RLHF on Nutanix Cloud Platform

Nutanix.dev-RLHFonNutanixCloudPlatform

Table of Contents

Introduction 

The goal of this article is to show how customers can use a reinforcement learning on human feedback (RLHF) workflow to finetune a large language model (LLM)  from scratch using open source Python® libraries on the Nutanix Cloud Platform™ (NCP) HCI solution. RLHF is increasingly being used over vanilla supervised finetuning or instruction tuning because of its ability to generalize better for dynamic datasets with frequent distribution shifts. Most chat models such as “meta-llama/Llama-2-70b-chat” use RLHF for downstream task-specific adaptation. We presume that a deep understanding of RLHF aids in better decision-making for LLM downstream task adaptation. In general, RLHF with proximal policy optimization (PPO) is the key  technique used in the ChatGPT, Anthropic, and Llama™ Chat models for downstream adaptation. Essentially, RLHF replaces static finetuning data with human feedback which is often more intuitive to generate and captures real human assessment on helpfulness and safety.
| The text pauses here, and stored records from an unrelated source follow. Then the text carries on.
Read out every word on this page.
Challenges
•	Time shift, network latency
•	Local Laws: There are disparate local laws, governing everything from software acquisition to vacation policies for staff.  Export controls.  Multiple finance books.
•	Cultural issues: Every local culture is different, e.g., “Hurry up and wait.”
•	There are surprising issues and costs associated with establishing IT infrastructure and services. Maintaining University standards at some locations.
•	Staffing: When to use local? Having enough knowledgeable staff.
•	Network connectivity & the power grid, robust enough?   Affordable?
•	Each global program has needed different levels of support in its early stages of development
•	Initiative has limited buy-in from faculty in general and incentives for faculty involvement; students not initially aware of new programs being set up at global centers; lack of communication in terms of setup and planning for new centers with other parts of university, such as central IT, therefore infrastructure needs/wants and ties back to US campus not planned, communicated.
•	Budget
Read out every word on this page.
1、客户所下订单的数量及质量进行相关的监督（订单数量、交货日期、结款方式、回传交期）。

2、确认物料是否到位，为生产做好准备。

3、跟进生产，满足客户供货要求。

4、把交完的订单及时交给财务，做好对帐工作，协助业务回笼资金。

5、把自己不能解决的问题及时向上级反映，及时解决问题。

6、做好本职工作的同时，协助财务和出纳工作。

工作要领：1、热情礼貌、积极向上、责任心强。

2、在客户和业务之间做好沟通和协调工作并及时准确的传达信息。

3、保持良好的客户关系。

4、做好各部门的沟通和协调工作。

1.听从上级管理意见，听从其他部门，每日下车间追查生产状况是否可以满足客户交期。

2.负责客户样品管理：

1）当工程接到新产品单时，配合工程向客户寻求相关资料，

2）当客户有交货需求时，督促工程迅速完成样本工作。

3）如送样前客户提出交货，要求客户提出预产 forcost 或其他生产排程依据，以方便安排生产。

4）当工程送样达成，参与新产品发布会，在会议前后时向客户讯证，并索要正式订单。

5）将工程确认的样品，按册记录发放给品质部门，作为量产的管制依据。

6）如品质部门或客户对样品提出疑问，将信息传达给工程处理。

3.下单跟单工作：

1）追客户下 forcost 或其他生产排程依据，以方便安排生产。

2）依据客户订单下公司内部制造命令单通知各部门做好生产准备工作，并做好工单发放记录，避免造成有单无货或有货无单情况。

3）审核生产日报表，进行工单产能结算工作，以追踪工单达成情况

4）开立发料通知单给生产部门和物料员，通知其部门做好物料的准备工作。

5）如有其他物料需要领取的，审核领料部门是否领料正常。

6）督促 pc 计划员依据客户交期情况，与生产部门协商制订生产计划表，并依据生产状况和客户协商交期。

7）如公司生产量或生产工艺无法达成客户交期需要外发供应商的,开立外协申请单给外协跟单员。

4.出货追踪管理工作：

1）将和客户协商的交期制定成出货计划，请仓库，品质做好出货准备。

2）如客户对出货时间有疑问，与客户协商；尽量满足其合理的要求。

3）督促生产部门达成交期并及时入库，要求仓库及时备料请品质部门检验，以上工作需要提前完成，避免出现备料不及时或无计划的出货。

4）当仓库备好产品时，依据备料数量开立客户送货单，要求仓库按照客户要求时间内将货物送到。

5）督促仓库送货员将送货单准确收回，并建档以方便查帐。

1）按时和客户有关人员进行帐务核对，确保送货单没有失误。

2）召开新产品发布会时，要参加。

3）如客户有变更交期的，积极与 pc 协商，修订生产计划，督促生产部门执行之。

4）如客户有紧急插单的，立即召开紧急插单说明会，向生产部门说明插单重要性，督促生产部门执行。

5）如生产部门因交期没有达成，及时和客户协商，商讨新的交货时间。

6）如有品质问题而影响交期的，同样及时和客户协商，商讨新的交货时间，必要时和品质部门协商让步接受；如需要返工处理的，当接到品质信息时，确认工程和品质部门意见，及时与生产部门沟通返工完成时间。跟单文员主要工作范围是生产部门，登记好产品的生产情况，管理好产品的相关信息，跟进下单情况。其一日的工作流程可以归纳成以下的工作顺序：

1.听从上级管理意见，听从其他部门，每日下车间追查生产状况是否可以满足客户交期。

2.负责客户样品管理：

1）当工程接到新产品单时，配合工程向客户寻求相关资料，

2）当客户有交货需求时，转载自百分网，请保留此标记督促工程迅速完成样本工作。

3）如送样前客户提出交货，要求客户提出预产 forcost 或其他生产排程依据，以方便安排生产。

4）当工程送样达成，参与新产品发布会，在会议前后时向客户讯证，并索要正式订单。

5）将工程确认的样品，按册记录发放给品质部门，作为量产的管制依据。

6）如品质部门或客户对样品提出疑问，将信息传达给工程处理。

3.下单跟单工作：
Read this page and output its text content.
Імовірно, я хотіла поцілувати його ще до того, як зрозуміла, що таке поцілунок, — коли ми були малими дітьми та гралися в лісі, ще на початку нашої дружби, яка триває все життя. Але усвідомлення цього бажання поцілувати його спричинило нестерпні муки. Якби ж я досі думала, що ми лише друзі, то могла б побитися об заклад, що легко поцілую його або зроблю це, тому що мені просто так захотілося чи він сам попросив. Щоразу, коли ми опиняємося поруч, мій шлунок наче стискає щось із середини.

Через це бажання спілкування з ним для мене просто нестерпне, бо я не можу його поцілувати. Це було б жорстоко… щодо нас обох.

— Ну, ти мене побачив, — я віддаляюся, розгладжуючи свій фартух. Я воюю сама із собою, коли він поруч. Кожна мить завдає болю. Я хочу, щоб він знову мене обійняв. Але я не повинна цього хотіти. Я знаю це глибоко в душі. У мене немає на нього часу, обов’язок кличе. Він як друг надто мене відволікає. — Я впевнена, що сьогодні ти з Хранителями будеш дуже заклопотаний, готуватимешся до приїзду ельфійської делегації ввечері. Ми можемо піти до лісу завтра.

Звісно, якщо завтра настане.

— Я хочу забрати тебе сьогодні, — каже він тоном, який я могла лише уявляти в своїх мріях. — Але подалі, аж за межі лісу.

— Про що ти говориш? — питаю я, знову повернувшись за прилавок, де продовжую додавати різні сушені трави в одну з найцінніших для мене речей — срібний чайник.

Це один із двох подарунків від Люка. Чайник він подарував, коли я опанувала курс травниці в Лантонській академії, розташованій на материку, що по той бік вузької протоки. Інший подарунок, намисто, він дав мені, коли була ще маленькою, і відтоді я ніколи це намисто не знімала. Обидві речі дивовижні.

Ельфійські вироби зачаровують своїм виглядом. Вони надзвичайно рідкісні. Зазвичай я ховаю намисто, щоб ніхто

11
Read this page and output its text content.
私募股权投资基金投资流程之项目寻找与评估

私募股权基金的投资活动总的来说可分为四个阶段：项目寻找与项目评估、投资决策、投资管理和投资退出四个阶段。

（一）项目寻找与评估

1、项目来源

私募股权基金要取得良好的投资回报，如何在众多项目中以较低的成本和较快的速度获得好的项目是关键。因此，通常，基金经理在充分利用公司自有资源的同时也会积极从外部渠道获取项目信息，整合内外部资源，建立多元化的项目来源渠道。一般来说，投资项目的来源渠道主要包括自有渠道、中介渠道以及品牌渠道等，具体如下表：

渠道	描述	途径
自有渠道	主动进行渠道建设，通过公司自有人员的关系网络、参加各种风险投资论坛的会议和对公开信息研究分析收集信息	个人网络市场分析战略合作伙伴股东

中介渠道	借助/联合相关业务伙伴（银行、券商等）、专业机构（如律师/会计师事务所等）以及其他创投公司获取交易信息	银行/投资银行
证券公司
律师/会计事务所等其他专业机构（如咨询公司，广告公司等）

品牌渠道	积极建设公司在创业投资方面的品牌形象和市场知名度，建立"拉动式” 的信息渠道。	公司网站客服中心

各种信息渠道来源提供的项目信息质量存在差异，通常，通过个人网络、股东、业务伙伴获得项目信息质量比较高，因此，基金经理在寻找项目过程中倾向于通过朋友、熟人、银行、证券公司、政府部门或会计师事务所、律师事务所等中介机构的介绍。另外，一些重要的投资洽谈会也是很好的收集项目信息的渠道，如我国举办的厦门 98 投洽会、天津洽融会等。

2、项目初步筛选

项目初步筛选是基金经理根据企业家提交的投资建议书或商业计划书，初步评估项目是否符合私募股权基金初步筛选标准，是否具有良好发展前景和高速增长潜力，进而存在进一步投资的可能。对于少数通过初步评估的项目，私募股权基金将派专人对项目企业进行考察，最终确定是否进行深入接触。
The compute infrastructure provisioning for RLHF can be a complex endeavor, especially in consideration of data privacy, data sovereignty and data governance. The breakneck speed of AI innovation around model and training dataset availability and compute optimization trigger rapid enterprise AI adoption. This gold rush of enterprise AI adoption demands infrastructure solutions that can scale easily, securely and robustly with teams trained to manage more traditional workloads. In this article, we show how NCP can be leveraged to perform RLHF workflow on a GPT-2 based policy network and Bert based reward network on IMDB dataset. We validate that RLHF tunes the policy network and thereby improves the average positive sentiment score of the output from the policy network by a significant margin.  

RLHF Workflow

The goal of  RLHF is to alter the behavior of a supervised policy, essentially a LLM model in this context, based on human feedback. Based on their preferences, human annotators assign their valuations to LLM predictions. RLHF essentially imposes the human preferences to tune the LLM parameters to adapt to human preferences.  Reinforcement learning deals with a goal-seeking agent interacting with an environment to maximize a long-term cumulative reward score by choosing appropriate actions. In RLHF, the role of an RL agent is played by a policy optimization algorithm such as PPO which tunes the behavior of an LLM model by updating its parameters. The role of the environment is played by a reward network built on a compilation of human feedback. Figure 1 shows a schematic representation of an RLHF workflow.

Figure 1: Schematic representation of the RLHF workflow in action

An RLHF workflow involves following steps. 

  1. Collect demonstration data and train a supervised policy
    • Compile a collection of (sample, desired response) pairs
    • Fine tune a pre-trained model such as GPT-3.5 or Llama-7b. 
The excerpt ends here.